As one insider put it: "Clinton chose his supporters well. To pick a Hollywood constituency is a kind of genius; no behavior is shocking out here. Bad judgment here is forgiven if you do your job well."
In general, supporters repeatedly indicated their frustration with Starr's investigation. "I think it's time for those of us who are mainstream liberals to stand up and say, 'Who cares?' on this point," said Edward Tabash, a Beverly Hills attorney who contributed $10,000 to Clinton's defense. "To me it is highly believable and even likely that a president would lie about something which should be nobody's business and yet be eminently trustworthy in matters that pertain to state and his official function. To me, that dichotomy is eminently understandable."
Tabash said that Clinton's achievements -- in balancing the budget, in starting Mideast peace talks, in promoting education -- far outweigh the issues involved in the Lewinsky affair. "I would think that our country will have lost its mind if we permit anyone to push him out of office over this."

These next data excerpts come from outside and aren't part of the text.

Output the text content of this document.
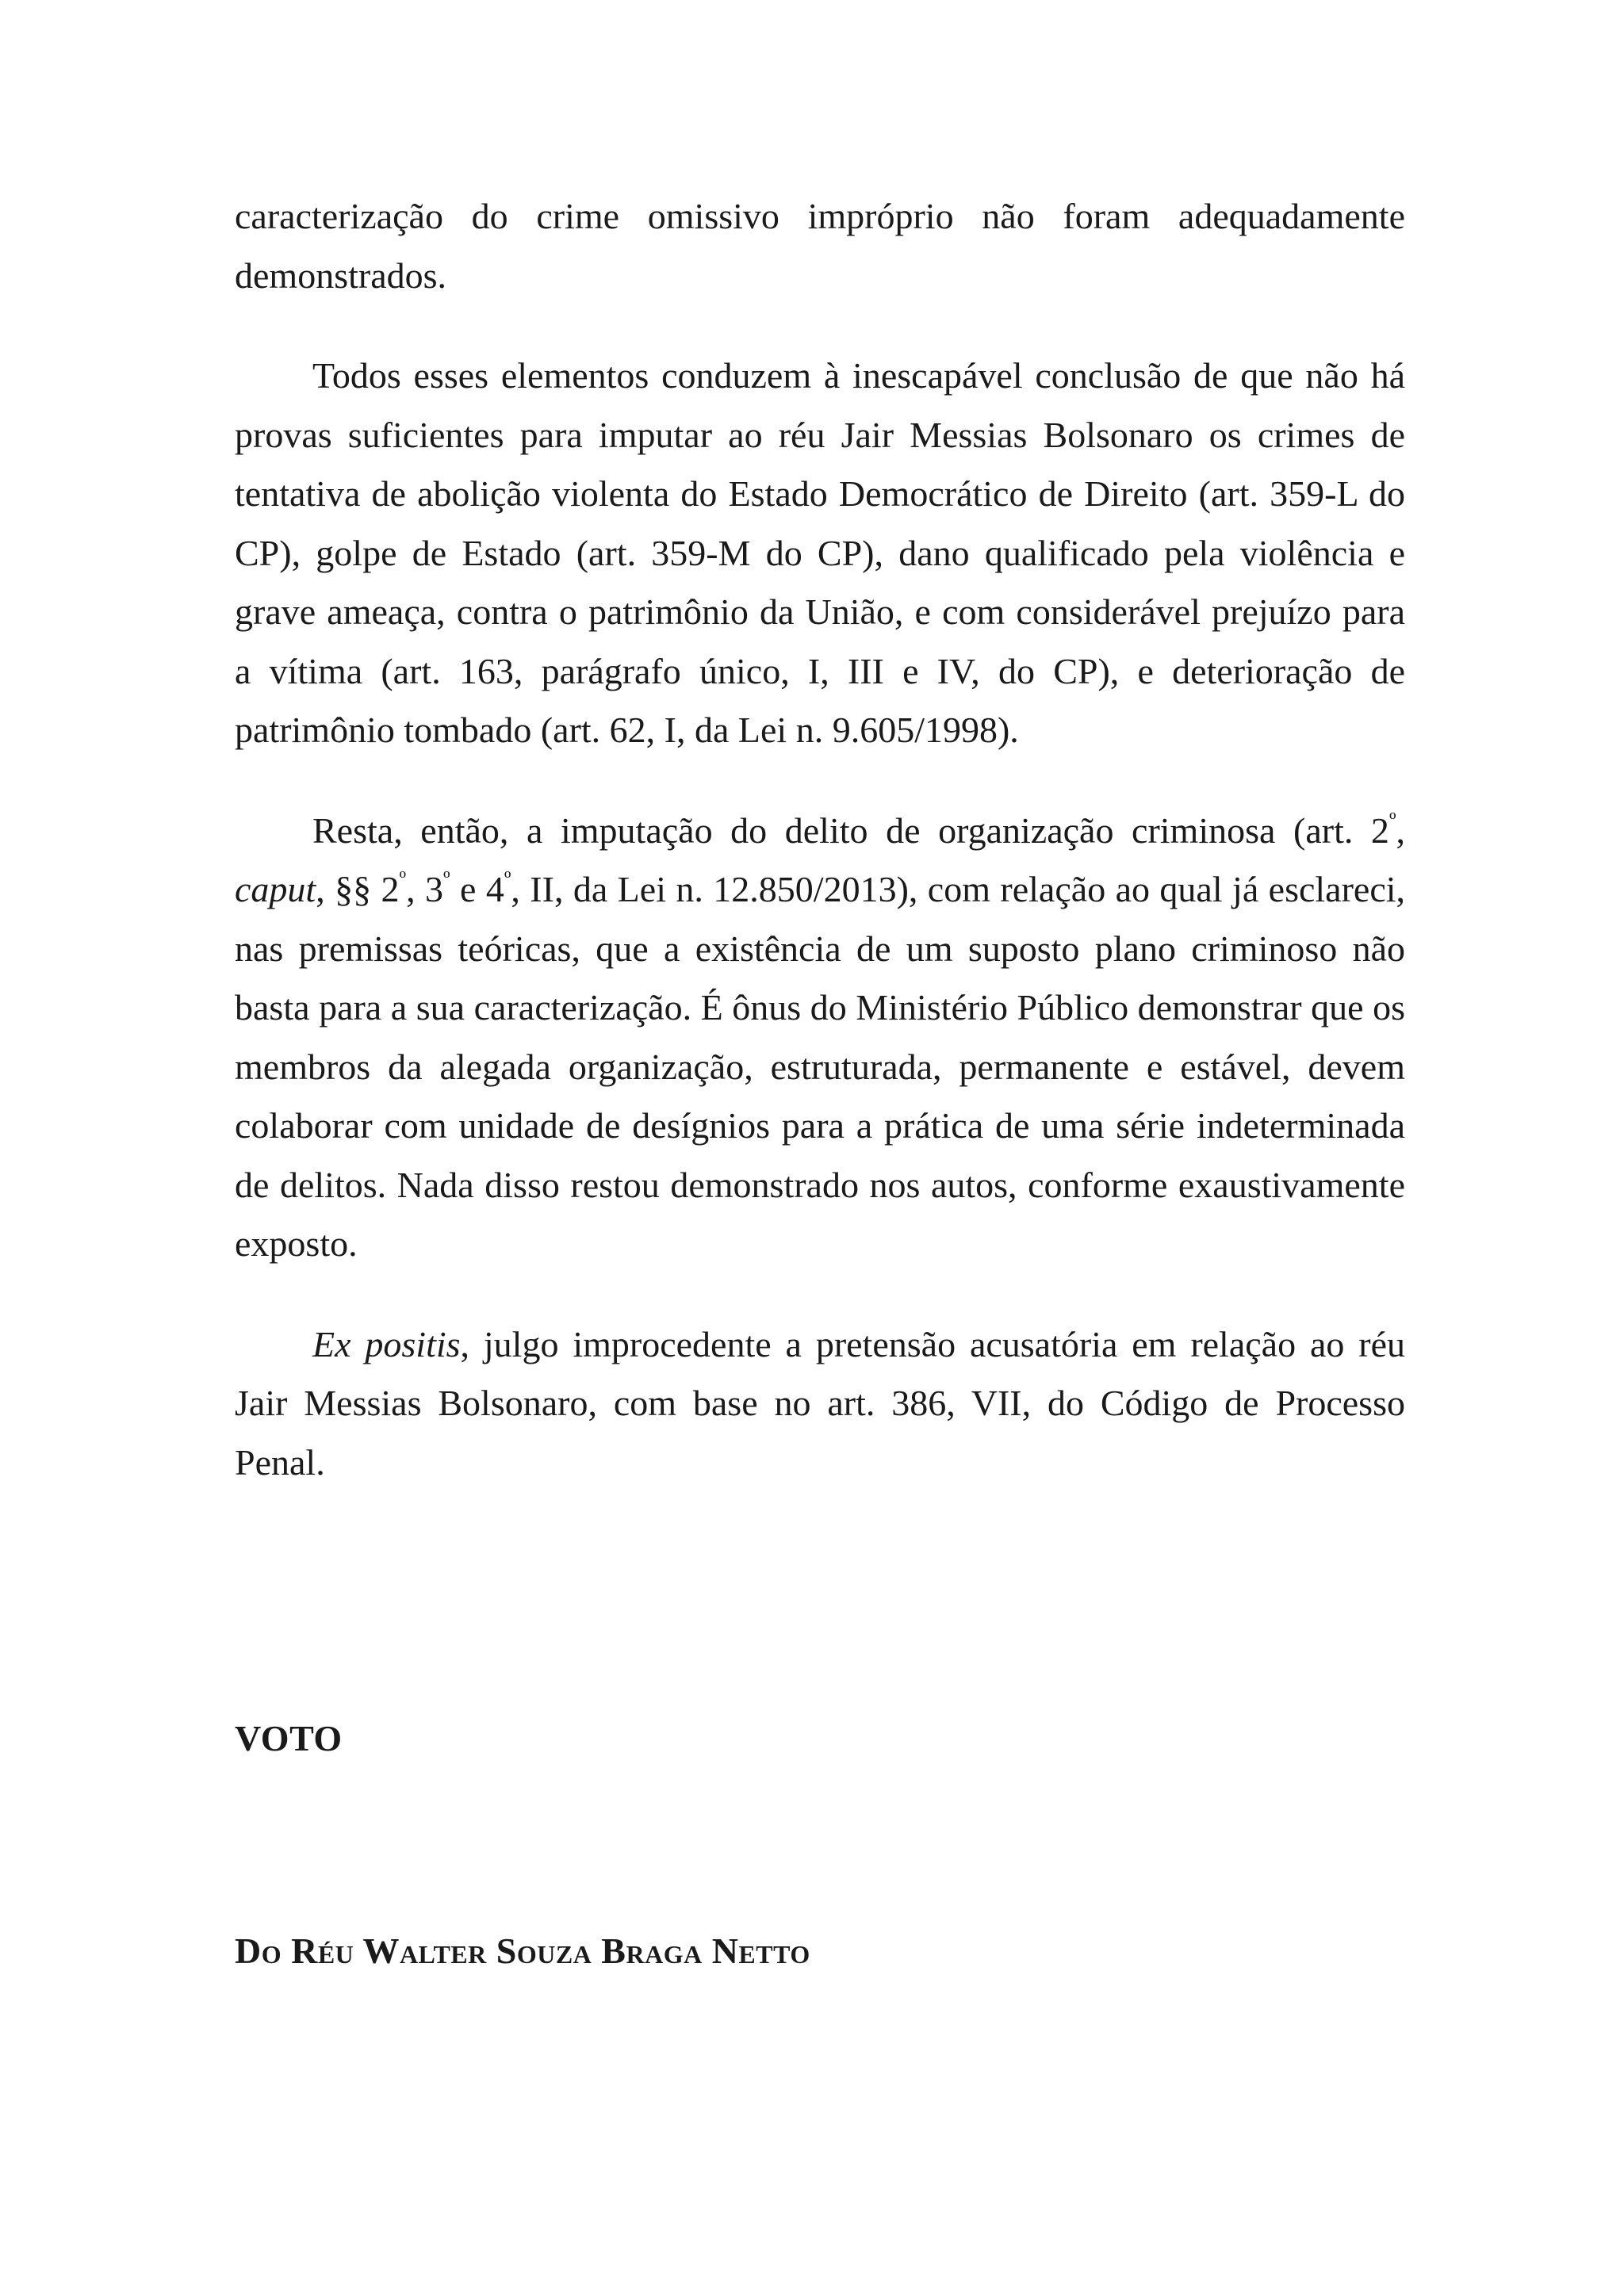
caracterização do crime omissivo impróprio não foram adequadamente demonstrados.

Todos esses elementos conduzem à inescapável conclusão de que não há provas suficientes para imputar ao réu Jair Messias Bolsonaro os crimes de tentativa de abolição violenta do Estado Democrático de Direito (art. 359-L do CP), golpe de Estado (art. 359-M do CP), dano qualificado pela violência e grave ameaça, contra o patrimônio da União, e com considerável prejuízo para a vítima (art. 163, parágrafo único, I, III e IV, do CP), e deterioração de patrimônio tombado (art. 62, I, da Lei n. 9.605/1998).

Resta, então, a imputação do delito de organização criminosa (art. $2^º$, caput, §§ $2^º$, $3^º$ e $4^º$, II, da Lei n. 12.850/2013), com relação ao qual já esclareci, nas premissas teóricas, que a existência de um suposto plano criminoso não basta para a sua caracterização. É ônus do Ministério Público demonstrar que os membros da alegada organização, estruturada, permanente e estável, devem colaborar com unidade de desígnios para a prática de uma série indeterminada de delitos. Nada disso restou demonstrado nos autos, conforme exaustivamente exposto.

Ex positis, julgo improcedente a pretensão acusatória em relação ao réu Jair Messias Bolsonaro, com base no art. 386, VII, do Código de Processo Penal.

VOTO
Do Réu Walter Souza Braga Netto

At least one contributor said he was hurt by Clinton's admission, but planned to continue to give to the legal fund out of a conviction that he was the most capable president the country has had in decades.
"He's tied his his own hands, and by doing so he's tied the country's hands," said Stanley Scheinbaum, a Los Angeles economist who has contributed $10,000 to the fund and is about to make another contribution in his wife's name. "I want to do everything to untie his hands."
Scheinbaum added that when he watched Clinton's admission last week he felt "anger. No surprise. I had half assumed it was true. But I was angry at him for jeopardizing himself and us in the bargain. He's weakened us at a terrible time."
But far more common was a passionately sympathetic response to the president's predicament. "There is nothing he could have said that would have satisfied the Clinton-haters and the pompous commentators in Washington," said Steven Rivers, a publicist and well-connected Hollywood Democrat who also contributed to Clinton's legal defense.
"I am so angry. I am so disappointed in the media. We're talking about the destruction of the president here," he added. "The disconnect between how people in Washington and in the rest of country think has never been as wide as it is right now."
Said Saban: "This whole witch hunt is hurting the country. I am outraged as an American, not as a supporter of the president. And there's nothing I can do about it but talk to you -- and my wife."